My Younger Years In Page, Arizona

Then Now

Everyone has their favorite place that they grew up at. Of all the places that I lived in, Page, Arizona was my favorite. Page is located in northeastern Arizona, not to far from the Utah state line. Its located right in the middle of the enchanted circle as they call it. Grand Canyon on one side, Monument Valley, not too far away. And many other interesting sites. Page is also in the middle of the Navajo Indian Reservation.

My dad landed a job with the Sheriff Dept as a deputy on the Glen Canyon Dam site. This was in the summer of 1958. He worked guarding the new bridge they just put across the Canyon. They didn’t have any apartments yet, when he first moved up to Page from Phoenix. My mother, and I and my brother stayed in Phoenix until the spring of 1960, when he found us a place to live in Page. He found a apartment in the Marrah, Chapman & Scott apartment complex. We lived in a two bedroom apartment, with my brother and I sharing a bedroom.

When we were first coming into Page, at the foot of the mesa, from the main highway, I didn’t think there was much to the town, because you couldn’t see it from the main highway. We climbed the road into Page from the west and went along church roll and was amazed at how big the mesa was and how big the town really was. There were a few stores and I could see the school to the left, one that they just built for the children of the construction workers.

In the fall of 1960, we enrolled in school in Page. I started my 7th grade, and my brother was in the 9th grade. I went to Page Jr. High school, through the 9th grade. I remember being initiated into High School then. We had to wear a big diaper to school for one or two days. Then the Seniors sent all of us Freshmen to the gym, the girls too, and made us eat raw eggs. Some of the girls ended up with raw eggs in their hair. The Seniors blindfolded some of the Freshmen and made them eat raw spaghetti, telling them it was worms. Gee that was fun.

We went to the First Baptist Church on church roll there. It was the last one on end of the roll, before you got into town.

Page had the worlds largest trailer court. Over 4,000 trailers in it. They were starting construction on houses for the government workers. It was a thriving little town while the construction of the dam was going on.

My favorite past time while I lived in Page, was going out into the desert just southeast of town, just beyond the airfield and going out there and playing. There was a cave in the side of the cliffs, that we made hand holds to get up to. It was about twenty feet from the bottom of the mesa to the cave. Some of my friends and I would just go out that way on hikes.

I joined the boy scouts and we made several camping trips to other mesa’s outside of Page. We hiked there and hiked back after we camped overnight.

In the picture is me on the left, my brother, and two neighbor boys.

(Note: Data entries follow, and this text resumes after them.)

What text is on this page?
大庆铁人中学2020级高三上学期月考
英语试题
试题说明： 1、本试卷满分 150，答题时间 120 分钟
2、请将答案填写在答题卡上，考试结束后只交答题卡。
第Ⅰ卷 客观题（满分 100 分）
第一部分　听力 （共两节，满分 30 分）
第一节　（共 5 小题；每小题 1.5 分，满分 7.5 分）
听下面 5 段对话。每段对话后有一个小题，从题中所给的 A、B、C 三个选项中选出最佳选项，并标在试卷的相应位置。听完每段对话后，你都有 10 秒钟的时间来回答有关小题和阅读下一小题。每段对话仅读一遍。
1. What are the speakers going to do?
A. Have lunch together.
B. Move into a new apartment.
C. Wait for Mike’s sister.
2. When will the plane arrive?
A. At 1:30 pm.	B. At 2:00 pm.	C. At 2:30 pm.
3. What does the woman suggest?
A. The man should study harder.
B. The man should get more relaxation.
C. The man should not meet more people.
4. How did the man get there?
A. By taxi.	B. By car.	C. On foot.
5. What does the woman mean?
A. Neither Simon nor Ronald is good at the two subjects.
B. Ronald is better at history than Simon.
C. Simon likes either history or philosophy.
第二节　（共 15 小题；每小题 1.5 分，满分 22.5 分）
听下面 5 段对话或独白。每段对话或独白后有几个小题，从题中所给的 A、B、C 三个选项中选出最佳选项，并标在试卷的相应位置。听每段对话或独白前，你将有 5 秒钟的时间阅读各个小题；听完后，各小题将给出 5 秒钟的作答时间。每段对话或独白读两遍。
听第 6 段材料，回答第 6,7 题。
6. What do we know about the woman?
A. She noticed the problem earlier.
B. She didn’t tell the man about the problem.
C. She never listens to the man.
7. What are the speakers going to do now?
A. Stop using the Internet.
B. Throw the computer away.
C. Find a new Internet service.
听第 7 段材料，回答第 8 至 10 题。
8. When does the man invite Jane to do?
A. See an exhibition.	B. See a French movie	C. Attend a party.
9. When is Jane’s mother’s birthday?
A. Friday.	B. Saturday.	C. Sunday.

One year we hiked the Grand Canyon. The first year just one side of the Canyon, from the Bright Angel Trail to the Kiabab Trail,just on the south rim of the Canyon. The second year we hiked from rim to rim, starting at the North rim first to the South rim, which was a fourteen mile hike. The north rim was all forest and the south rim was all desert. Going down the North rim was easy, just the climb back out of the canyon on the South rim was tiring and hot. You had to climb up switch back trails, that wore you out. We camped both times at the bottom of the Canyon at Phantom Ranch, at the camping grounds near the Colorado River.

This is me after I just hiked the Grand Canyon.

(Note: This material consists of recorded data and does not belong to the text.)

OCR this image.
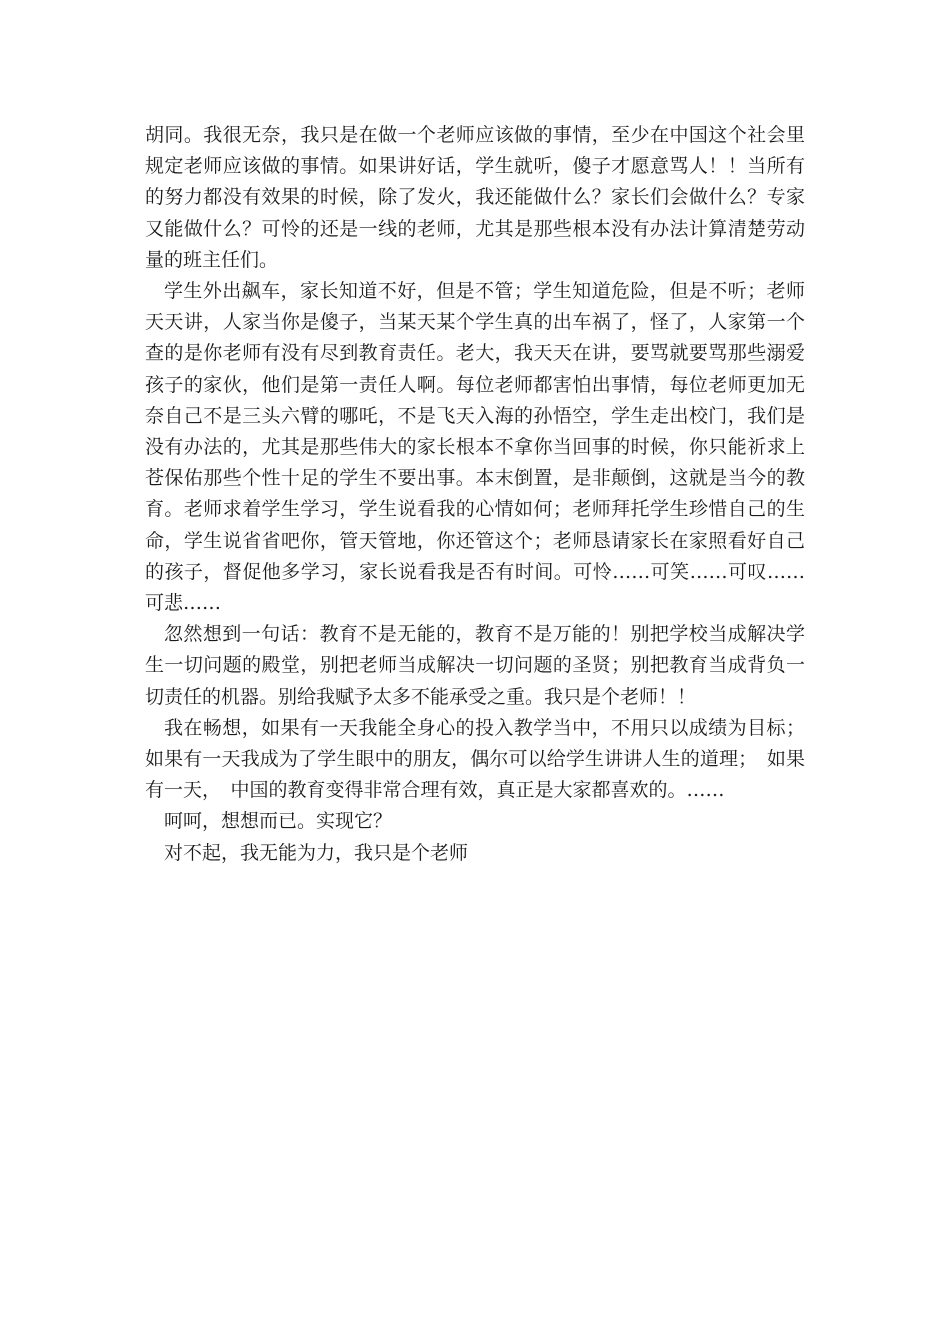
胡同。我很无奈，我只是在做一个老师应该做的事情，至少在中国这个社会里规定老师应该做的事情。如果讲好话，学生就听，傻子才愿意骂人！！当所有的努力都没有效果的时候，除了发火，我还能做什么？家长们会做什么？专家又能做什么？可怜的还是一线的老师，尤其是那些根本没有办法计算清楚劳动量的班主任们。

学生外出飙车，家长知道不好，但是不管；学生知道危险，但是不听；老师天天讲，人家当你是傻子，当某天某个学生真的出车祸了，怪了，人家第一个查的是你老师有没有尽到教育责任。老大，我天天在讲，要骂就要骂那些溺爱孩子的家伙，他们是第一责任人啊。每位老师都害怕出事情，每位老师更加无奈自己不是三头六臂的哪吒，不是飞天入海的孙悟空，学生走出校门，我们是没有办法的，尤其是那些伟大的家长根本不拿你当回事的时候，你只能祈求上苍保佑那些个性十足的学生不要出事。本末倒置，是非颠倒，这就是当今的教育。老师求着学生学习，学生说看我的心情如何；老师拜托学生珍惜自己的生命，学生说省省吧你，管天管地，你还管这个；老师恳请家长在家照看好自己的孩子，督促他多学习，家长说看我是否有时间。可怜……可笑……可叹……可悲……

忽然想到一句话：教育不是无能的，教育不是万能的！别把学校当成解决学生一切问题的殿堂，别把老师当成解决一切问题的圣贤；别把教育当成背负一切责任的机器。别给我赋予太多不能承受之重。我只是个老师！！

我在畅想，如果有一天我能全身心的投入教学当中，不用只以成绩为目标；如果有一天我成为了学生眼中的朋友，偶尔可以给学生讲讲人生的道理；　如果有一天，　中国的教育变得非常合理有效，真正是大家都喜欢的。……

呵呵，想想而已。实现它？

对不起，我无能为力，我只是个老师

During one of the years I was there, they made the movie ‘Greatest Story Ever Told’. That was a big event for everyone in town. Alot of the local people were extras in the movie. The movie set was just north of Page along the Colorado. We took a trip along the river and seen the set.

One of the favorite spots we use to visit was the Crossing of the Fathers, just northeast of Page. It was where the Mormons crossed the river, and had to pull there wagons and horses up the side of the cliff at the river edge. Its now under water.

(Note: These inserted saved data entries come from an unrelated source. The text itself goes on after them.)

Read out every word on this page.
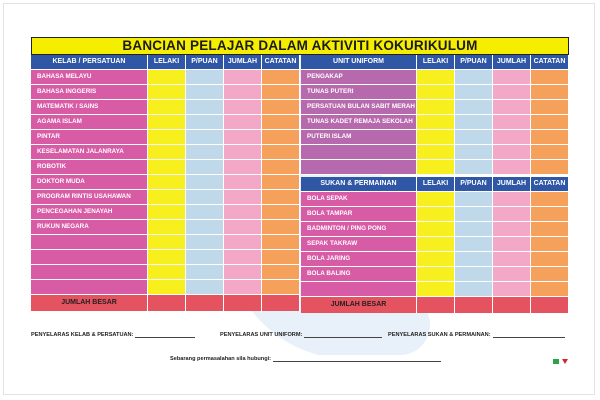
BANCIAN PELAJAR DALAM AKTIVITI KOKURIKULUM
KELAB / PERSATUAN	LELAKI	P/PUAN	JUMLAH	CATATAN
BAHASA MELAYU
BAHASA INGGERIS
MATEMATIK / SAINS
AGAMA ISLAM
PINTAR
KESELAMATAN JALANRAYA
ROBOTIK
DOKTOR MUDA
PROGRAM RINTIS USAHAWAN
PENCEGAHAN JENAYAH
RUKUN NEGARA
JUMLAH BESAR
UNIT UNIFORM	LELAKI	P/PUAN	JUMLAH	CATATAN
PENGAKAP
TUNAS PUTERI
PERSATUAN BULAN SABIT MERAH
TUNAS KADET REMAJA SEKOLAH
PUTERI ISLAM
SUKAN & PERMAINAN	LELAKI	P/PUAN	JUMLAH	CATATAN
BOLA SEPAK
BOLA TAMPAR
BADMINTON / PING PONG
SEPAK TAKRAW
BOLA JARING
BOLA BALING
JUMLAH BESAR
PENYELARAS KELAB & PERSATUAN:	PENYELARAS UNIT UNIFORM:	PENYELARAS SUKAN & PERMAINAN:
Sebarang permasalahan sila hubungi:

When I first got to Page, they had just finished the bridge across the canyon, and just had the coffer dam in. My dad guarded the bridge, and we use to go down to where he worked at and he would let us walk across the swinging foot bridge. You could look down through the metal grading and see the bottom of the canyon 700 feet down. It swayed in the slightest breeze.

Dad told us that when he first got there in August 1958, they had a accident. One of the high scalars that were drilling holes in the canyon walls fell to his death to the bottom of the canyon. The rocks gave way, that his cables were hook to, and caused him to fall. That was the sixth or seventh death involving the work on the canyon that year.

Later on, Dad was transferred to guarding the excess tunnel down into the canyon. He had his own metal shack that he stood guard at, and when there was no traffic going into the canyon, he would feed the big rock squirrels that would come over and visit his guard shack. He would reach down and feed them nuts or something out of his hand. I was there one day and watched him feed them. They would come across the road from the rocks, and cautiously come into the guard shack and snatch up what food he had and skimpier across the road again, over to the rocks and eat what they had.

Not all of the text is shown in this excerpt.